Until the results are in from the WHI studies on estrogen's relationship, not only to memory, but to osteoporosis, heart disease and breast cancer, no one knows for sure just what the long-term benefits and risks, in the case of breast cancer, are. Still, Sherwin believes that HRT is beneficial to certain women but that it's an individual choice, one determined by lifestyle and family medical history.

An advocate of keeping the lives of aging women enjoyable and productive for as long as possible, she has little patience for those who dismiss HRT because it is "unnatural."

"What's not natural is to live to 80," she counters. "Women now live an average of 83 years and have from one-third to one-half of their lives to live after menopause. At the turn of the century, on the other hand, the average lifespan for women was 54 years and diseases of aging like osteoporosis and heart disease weren't an issue."

At the same time, Sherwin warns that estrogen is no panacea to the process of aging. Estrogen doesn't spring from the Fountain of Youth. "Enhancing quality of life is not the same as getting rid of the phenomenon of aging."

Interestingly enough, just as increased longevity has created a bevy of possibilities and problems for women, so it does for men, though in a less dramatic way.

In a study published last year in the Journal of the North American Menopause Society, Sherwin and her team found that in a study of 23 men, 23 women on HRT and 10 women who were not -- all of whom were in their early 70s -- the men had higher estrogen levels than the women not on HRT and outperformed them on verbal memory tests. The same group of men shared equal memory scores with the women taking the supplement.

This research led to an invitation by the New York foundation, The Institute for the Study of Aging, to apply for a grant. Sherwin did and now has $250,000 to use to study the possibility of using estrogen to prevent or put off the onset of Alzheimer's in 40 elderly men who have mild cognitive impairment, such as memory loss.

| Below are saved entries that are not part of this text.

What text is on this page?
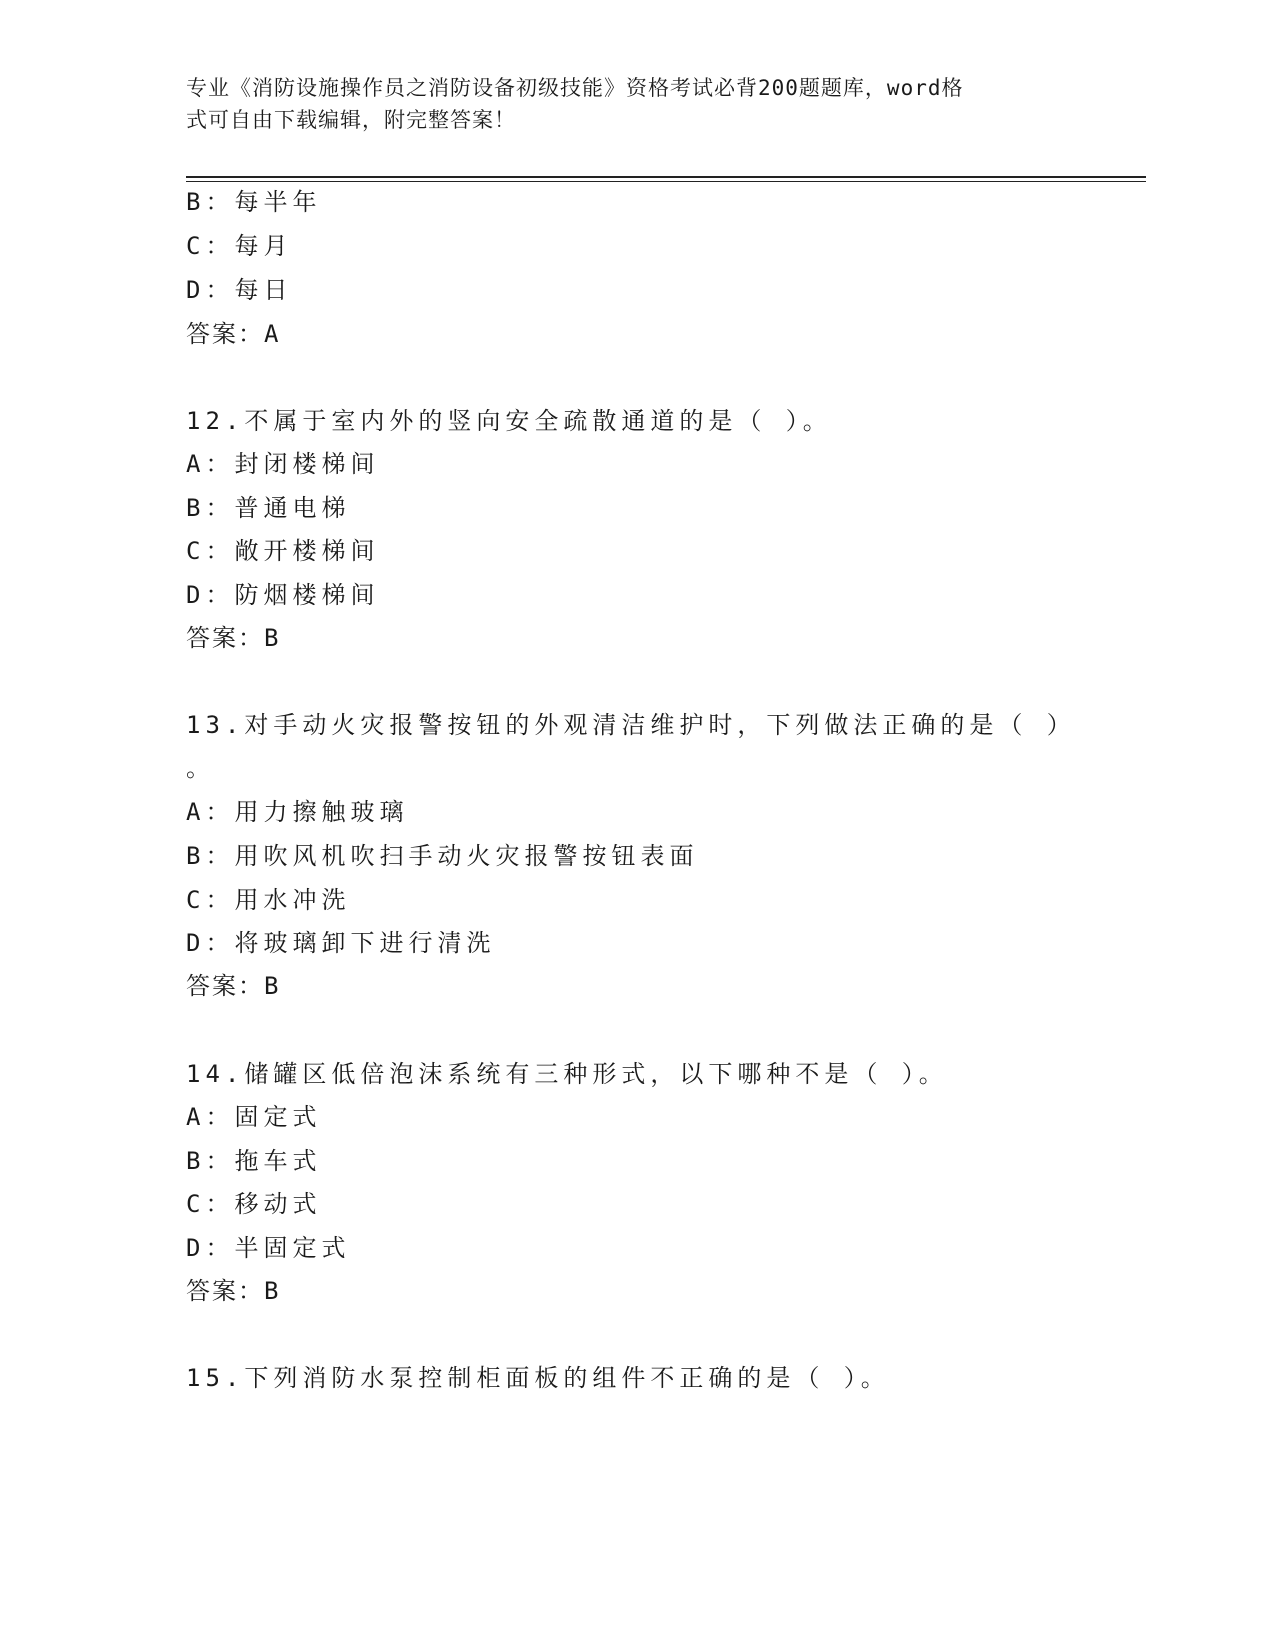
专业《消防设施操作员之消防设备初级技能》资格考试必背200题题库，word格
式可自由下载编辑，附完整答案！
B：每半年
C：每月
D：每日
答案：A
12.不属于室内外的竖向安全疏散通道的是（ ）。
A：封闭楼梯间
B：普通电梯
C：敞开楼梯间
D：防烟楼梯间
答案：B
13.对手动火灾报警按钮的外观清洁维护时，下列做法正确的是（ ）
。
A：用力擦触玻璃
B：用吹风机吹扫手动火灾报警按钮表面
C：用水冲洗
D：将玻璃卸下进行清洗
答案：B
14.储罐区低倍泡沫系统有三种形式，以下哪种不是（ ）。
A：固定式
B：拖车式
C：移动式
D：半固定式
答案：B
15.下列消防水泵控制柜面板的组件不正确的是（ ）。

"Fifteen per cent of such diagnoses will convert to Alzheimer's disease within a year," says Sherwin, who will conduct this first-ever study on men, cognitive function and estrogen at the Jewish General Hospital with medicine professor Howard Chertkow.

Just as men have estrogen, so do women have testosterone and Sherwin is equally curious to see if this "male" hormone may also have a role to play in different kinds of memory. "My graduate students and I are looking at the two hormones to see if they might have selective effects on different aspects of memory, such as visual, or spatial, memory in the case of testosterone versus verbal memory in the case of estrogen." This time, the research will involve not only psychological testing but imaging of the brain using scanners.

When all the current and outstanding results are combined, it may just be that biology, after all, may be destiny but with the proviso that biology need not be a fixed entity.